Two millennia ago, in the outer reaches of the empire, the Romans performed a routine execution of a Galilean rebel. Tortured and publicly humiliated in front of family and friends, Jesus of Nazareth was slowly asphyxiated over six hours.
The Crucifixion is the centrepiece of Christianity. But artists have long adapted the devotional image of the Cross for their own purposes. As far back as the early 5th century, woodcarvers working on a door for the Basilica of Santa Sabina in Rome crafted a Christ whose palms are impaled with nails, but who is not hung on a cross. A devotional statue in Panama dating from the 17th century made Christ not Middle Eastern, but black African. James Tissot (c. 1890) and Salvador Dali (in 1951) radically altered our sense of the scene by treating it from the divine perspective.

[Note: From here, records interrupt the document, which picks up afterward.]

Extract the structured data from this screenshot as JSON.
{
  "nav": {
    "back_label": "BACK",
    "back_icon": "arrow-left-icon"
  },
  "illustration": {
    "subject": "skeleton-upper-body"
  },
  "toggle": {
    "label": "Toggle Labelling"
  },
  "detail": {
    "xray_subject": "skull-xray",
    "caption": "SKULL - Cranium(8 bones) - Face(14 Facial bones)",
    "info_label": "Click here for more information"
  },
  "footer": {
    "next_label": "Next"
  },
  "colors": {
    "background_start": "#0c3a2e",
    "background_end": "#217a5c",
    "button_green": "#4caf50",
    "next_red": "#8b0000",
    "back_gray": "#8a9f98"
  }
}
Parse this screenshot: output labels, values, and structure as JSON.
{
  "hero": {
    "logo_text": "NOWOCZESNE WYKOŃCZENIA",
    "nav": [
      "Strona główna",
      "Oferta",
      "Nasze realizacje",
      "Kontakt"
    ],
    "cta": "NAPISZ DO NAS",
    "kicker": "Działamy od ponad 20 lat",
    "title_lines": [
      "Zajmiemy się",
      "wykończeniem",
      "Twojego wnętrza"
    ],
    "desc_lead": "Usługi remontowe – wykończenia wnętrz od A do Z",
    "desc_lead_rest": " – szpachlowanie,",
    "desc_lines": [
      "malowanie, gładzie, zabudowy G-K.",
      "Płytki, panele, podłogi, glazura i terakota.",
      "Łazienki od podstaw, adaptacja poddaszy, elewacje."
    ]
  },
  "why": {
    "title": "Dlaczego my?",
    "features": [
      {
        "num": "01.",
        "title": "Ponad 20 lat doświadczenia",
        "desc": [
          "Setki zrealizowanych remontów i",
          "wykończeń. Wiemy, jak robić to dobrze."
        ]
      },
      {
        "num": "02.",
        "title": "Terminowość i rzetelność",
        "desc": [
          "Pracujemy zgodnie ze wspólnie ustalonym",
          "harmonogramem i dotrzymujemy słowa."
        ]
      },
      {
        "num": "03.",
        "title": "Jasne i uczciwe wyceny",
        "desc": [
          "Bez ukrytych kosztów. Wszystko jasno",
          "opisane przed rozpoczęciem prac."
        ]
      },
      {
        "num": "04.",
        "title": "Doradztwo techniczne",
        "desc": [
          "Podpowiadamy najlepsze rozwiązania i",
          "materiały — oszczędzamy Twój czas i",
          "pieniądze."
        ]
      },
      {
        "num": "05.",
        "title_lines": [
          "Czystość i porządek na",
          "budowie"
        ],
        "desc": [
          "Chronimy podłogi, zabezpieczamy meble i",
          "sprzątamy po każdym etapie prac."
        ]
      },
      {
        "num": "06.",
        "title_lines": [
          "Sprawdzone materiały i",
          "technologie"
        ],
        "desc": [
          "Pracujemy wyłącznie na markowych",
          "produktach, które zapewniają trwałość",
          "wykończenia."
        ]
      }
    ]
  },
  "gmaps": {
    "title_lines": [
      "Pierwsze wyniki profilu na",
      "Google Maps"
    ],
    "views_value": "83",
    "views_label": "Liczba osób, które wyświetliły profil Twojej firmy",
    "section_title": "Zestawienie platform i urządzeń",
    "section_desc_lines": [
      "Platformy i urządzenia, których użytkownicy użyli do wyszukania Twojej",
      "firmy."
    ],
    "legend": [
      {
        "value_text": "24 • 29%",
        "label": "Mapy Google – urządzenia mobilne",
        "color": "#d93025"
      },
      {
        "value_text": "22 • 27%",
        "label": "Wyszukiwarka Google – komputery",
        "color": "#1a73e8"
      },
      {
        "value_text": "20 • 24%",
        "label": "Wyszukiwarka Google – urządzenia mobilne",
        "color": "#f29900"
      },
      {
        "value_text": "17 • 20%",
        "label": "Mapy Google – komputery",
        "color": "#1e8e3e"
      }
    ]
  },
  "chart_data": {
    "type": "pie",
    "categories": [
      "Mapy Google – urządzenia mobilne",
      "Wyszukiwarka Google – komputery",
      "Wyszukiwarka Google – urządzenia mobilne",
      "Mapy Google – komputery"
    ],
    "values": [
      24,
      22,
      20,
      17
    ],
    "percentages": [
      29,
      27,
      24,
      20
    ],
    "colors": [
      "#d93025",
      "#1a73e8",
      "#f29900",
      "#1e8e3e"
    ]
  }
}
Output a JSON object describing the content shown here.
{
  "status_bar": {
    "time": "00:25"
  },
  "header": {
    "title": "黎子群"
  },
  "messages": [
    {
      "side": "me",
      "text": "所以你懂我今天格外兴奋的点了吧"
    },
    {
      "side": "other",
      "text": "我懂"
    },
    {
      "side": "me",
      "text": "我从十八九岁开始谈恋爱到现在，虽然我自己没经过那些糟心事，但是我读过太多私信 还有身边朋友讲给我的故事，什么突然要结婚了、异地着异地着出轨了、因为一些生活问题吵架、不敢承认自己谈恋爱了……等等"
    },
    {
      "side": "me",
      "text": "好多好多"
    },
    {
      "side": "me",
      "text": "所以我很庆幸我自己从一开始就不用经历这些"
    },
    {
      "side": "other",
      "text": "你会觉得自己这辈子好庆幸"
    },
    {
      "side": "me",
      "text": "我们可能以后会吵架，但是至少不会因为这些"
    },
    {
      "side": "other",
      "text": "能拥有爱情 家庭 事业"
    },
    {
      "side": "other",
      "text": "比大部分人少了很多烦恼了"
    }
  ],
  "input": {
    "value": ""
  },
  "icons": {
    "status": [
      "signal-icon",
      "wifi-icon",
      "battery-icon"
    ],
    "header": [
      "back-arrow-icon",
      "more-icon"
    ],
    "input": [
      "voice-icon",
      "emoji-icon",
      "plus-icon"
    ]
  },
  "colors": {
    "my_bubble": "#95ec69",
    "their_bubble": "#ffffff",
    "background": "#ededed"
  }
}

Yet from the mid-20th century onwards the Crucifixion became a vehicle for artists of great faith and none to get visceral and political. In contrast to the classic depictions from the Spanish Golden Age by Alonso Cano (c. 1635) and Diego Velazquez (c. 1632), these artists reclaimed the Crucifixion for what it was — a repulsive spectacle and a raw human image.
One of the most outrageous reworkings is by a Catholic — the American artist Andres Serrano, whose ‘Immersion, Piss Christ’ (1987) is a photograph of a crucifix dunked in a jar of the artist’s concentrated urine. Thinking ‘Piss Christ’ sacrilegious, believers in the United States protested — and completely missed the point. After centuries of sanitised portrayals of a galling public execution, it took Serrano to resurrect the ignominy of Golgotha.
After centuries of sanitised portrayals, it took ‘Piss Christ’ to resurrect the ignominy of Golgotha
Serrano’s piece places us, the viewers, in the position of the witnesses — Joseph of Arimathea, the Marys and the rest who watched as nails were beaten into their friend’s flesh, heard the taunts of the thief beside him, and had no idea this was not the end.